# Question for pig raisers



## goats&moregoats (Oct 22, 2014)

I want to get pigs in the spring to raise for meat. need opinions of what is the best breed for this and the best feeding method.


----------



## Baymule (Oct 22, 2014)




----------



## goats&moregoats (Oct 22, 2014)

That is exactly what I will be doing, along with some books and talking to many pig farmers I hope.


----------



## M.L. McKnight (Oct 22, 2014)

The breed you choose and the feeding method will depend on the amount of space/land you have available to raise them. Some breeds do better in confinement settings, some thrive in pasture, some produce an exceptional carcass but grow slow and then you can further separate the breeds according to the cuts and type of finished product you end up with at butcher time.

I'm not trying to come across as a know it all because lord knows I don't, I'd like to help you out as best I can but I'll need a bit more information from you before I have any advice that is worth giving.


----------



## Bossroo (Oct 23, 2014)

M.L. McKnight said:


> The breed you choose and the feeding method will depend on the amount of space/land you have available to raise them. Some breeds do better in confinement settings, some thrive in pasture, some produce an exceptional carcass but grow slow and then you can further separate the breeds according to the cuts and type of finished product you end up with at butcher time.
> 
> I'm not trying to come across as a know it all because lord knows I don't, I'd like to help you out as best I can but I'll need a bit more information from you before I have any advice that is worth giving.
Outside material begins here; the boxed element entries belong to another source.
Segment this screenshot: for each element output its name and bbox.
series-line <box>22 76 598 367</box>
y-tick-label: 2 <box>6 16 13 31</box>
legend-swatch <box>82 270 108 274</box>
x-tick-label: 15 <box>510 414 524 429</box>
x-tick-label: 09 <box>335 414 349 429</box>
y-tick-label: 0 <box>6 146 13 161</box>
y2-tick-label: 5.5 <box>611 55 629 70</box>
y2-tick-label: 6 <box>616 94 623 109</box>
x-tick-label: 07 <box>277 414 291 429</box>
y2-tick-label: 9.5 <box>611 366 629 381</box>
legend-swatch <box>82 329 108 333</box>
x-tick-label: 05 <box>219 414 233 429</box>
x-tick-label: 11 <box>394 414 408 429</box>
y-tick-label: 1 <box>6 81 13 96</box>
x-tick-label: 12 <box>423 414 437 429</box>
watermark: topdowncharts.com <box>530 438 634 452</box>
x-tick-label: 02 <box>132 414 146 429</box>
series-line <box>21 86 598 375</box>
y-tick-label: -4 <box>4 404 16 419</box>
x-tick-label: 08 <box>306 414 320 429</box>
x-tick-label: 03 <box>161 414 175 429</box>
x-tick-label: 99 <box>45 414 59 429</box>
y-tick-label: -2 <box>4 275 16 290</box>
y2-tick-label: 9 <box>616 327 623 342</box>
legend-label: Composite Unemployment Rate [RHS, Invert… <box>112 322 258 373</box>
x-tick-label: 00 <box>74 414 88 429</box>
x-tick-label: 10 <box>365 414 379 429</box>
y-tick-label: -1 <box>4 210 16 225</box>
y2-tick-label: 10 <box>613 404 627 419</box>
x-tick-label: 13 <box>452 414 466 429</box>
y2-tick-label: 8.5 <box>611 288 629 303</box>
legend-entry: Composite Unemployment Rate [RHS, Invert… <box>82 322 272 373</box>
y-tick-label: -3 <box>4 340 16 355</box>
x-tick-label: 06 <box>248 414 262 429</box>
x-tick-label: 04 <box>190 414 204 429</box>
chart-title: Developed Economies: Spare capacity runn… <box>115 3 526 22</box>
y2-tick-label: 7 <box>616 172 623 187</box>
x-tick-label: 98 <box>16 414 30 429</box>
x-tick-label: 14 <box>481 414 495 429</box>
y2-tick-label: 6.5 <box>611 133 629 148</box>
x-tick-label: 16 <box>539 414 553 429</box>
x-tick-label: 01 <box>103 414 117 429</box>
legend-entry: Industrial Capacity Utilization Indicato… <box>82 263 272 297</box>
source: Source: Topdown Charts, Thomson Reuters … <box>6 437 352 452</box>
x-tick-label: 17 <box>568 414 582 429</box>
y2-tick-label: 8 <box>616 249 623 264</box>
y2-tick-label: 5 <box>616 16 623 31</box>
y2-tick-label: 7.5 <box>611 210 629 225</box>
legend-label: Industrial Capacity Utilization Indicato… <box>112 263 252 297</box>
Amen !!!  Most advise that is given by the backyard hobby or pet types may be ok but most likely of just barely passable for proper animal husbandry.  I would ask for advise from a Agriculture University professor that specializes in animal production research ( in this case hog production )  then a person that makes a living from the particular animal activity (in this case a market hog producer near  your property )  .


----------